Le rapport ambivalent entre traitement du corps et respect de la personne dans le soin ressemble fort à celui rattachant l’économie à la morale dans la société : c’est le rapport de moyen à fin, qui est moins une opposition qu’une articulation. C’est pourquoi « la charité n’est pas for- cément là où elle s’exhibe; elle est aussi cachée dans l’humble service abstrait des Postes, de la Sécurité sociale ; elle est bien souvent le caché du social (6). »
Cette articulation secrète entre soin et calcul nous ramène au bout du compte à l’« égoïsme global » d’une vie qui place dans chaque individu un principe de sur- vie qu’il partage avec les autres, mais contribue à unifier et vivifier avec eux. Le soin est ainsi une sorte de communion, qui peut être définie par le fait qu’elle ne diminue pas ce qu’elle divise. La santé n’est pas moins grande si tout le monde est en bonne santé, de même que la liberté si tout le monde est libre, ou la drôlerie si tout le monde rit. En prenant soin des autres, on prend soin de soi-même. Dynamique qu’on retrouve en amitié ou en amour, ou encore dans les associations type Alcooliques anonymes, fondées sur la prise en charge des nouveaux arrivants par des anciens, qui trouvent en l’occurrence dans la responsabilité de l’abstinence des autres l’aliment de leur propre sobriété.
Une réciprocité vitale
Le soin, aussi dévoué soit-il, est ainsi tou- jours un « business », qu’il faut construire dans un système de santé, dans un acte respectueux, dans une réciprocité vitale.
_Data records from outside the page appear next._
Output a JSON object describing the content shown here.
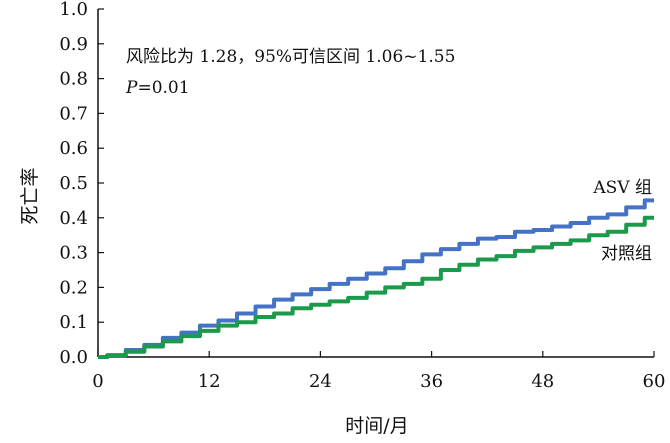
{
  "chart_data": {
    "type": "line",
    "xlabel": "时间/月",
    "ylabel": "死亡率",
    "xlim": [
      0,
      60
    ],
    "ylim": [
      0,
      1.0
    ],
    "xticks": [
      "0",
      "12",
      "24",
      "36",
      "48",
      "60"
    ],
    "yticks": [
      "0.0",
      "0.1",
      "0.2",
      "0.3",
      "0.4",
      "0.5",
      "0.6",
      "0.7",
      "0.8",
      "0.9",
      "1.0"
    ],
    "grid": false,
    "annotations": [
      "风险比为 1.28，95%可信区间 1.06~1.55",
      "P=0.01"
    ],
    "series": [
      {
        "name": "ASV 组",
        "color": "#4472c4",
        "x": [
          0,
          2,
          4,
          6,
          8,
          10,
          12,
          14,
          16,
          18,
          20,
          22,
          24,
          26,
          28,
          30,
          32,
          34,
          36,
          38,
          40,
          42,
          44,
          46,
          48,
          50,
          52,
          54,
          56,
          58,
          60
        ],
        "y": [
          0.0,
          0.005,
          0.02,
          0.035,
          0.055,
          0.07,
          0.09,
          0.105,
          0.125,
          0.145,
          0.165,
          0.18,
          0.195,
          0.21,
          0.225,
          0.24,
          0.255,
          0.275,
          0.295,
          0.31,
          0.325,
          0.34,
          0.345,
          0.36,
          0.365,
          0.375,
          0.385,
          0.4,
          0.41,
          0.43,
          0.45
        ]
      },
      {
        "name": "对照组",
        "color": "#1a9a4a",
        "x": [
          0,
          2,
          4,
          6,
          8,
          10,
          12,
          14,
          16,
          18,
          20,
          22,
          24,
          26,
          28,
          30,
          32,
          34,
          36,
          38,
          40,
          42,
          44,
          46,
          48,
          50,
          52,
          54,
          56,
          58,
          60
        ],
        "y": [
          0.0,
          0.005,
          0.015,
          0.03,
          0.045,
          0.06,
          0.075,
          0.09,
          0.1,
          0.115,
          0.125,
          0.14,
          0.15,
          0.16,
          0.17,
          0.185,
          0.2,
          0.21,
          0.225,
          0.25,
          0.265,
          0.28,
          0.29,
          0.305,
          0.315,
          0.325,
          0.335,
          0.35,
          0.36,
          0.38,
          0.4
        ]
      }
    ]
  }
}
Que le soin conserve son sens dans une fin de vie ou des pathologies incurables qui le mettent en échec, confirme bien qu’il n’y est pas seulement question d’intérêt, ni même de guérison, mais de sens de la vie collective. Car par le soin, je contribue à restaurer, chez le malade, « la continuité brisée de son existence, ainsi que le lien avec les autres et avec le monde que la maladie menace (7). »
Guillaume Von Der Weid
Professeur de philosophie
1– Nouveau Testament, Luc : 10, 25-37.
2– Rousseau, J.-J.: Essai sur l’origine des langues, Folio, Gallimard, 1990, p. 92 et 110.
3– Appelbaum, B. : “As U.S. Agencies Put More Value on a Life, Businesses Fret”, New York Times, 16/02/2011.
4– Ricœur, P. : Médecins tortionnaires, médecins résistants, La découverte, 1990, Préface.
5– Marin, C. : “Qui prend soin de qui ?”, Prendre soin, 2013, p. 53.
6– Ricœur, P. : “Le socius et le prochain”, Histoire et vérité, Seuil, 1955, p. 107.
7– Marin, C.: Violences de la maladie, violence de la vie, Armand Colin, 2008.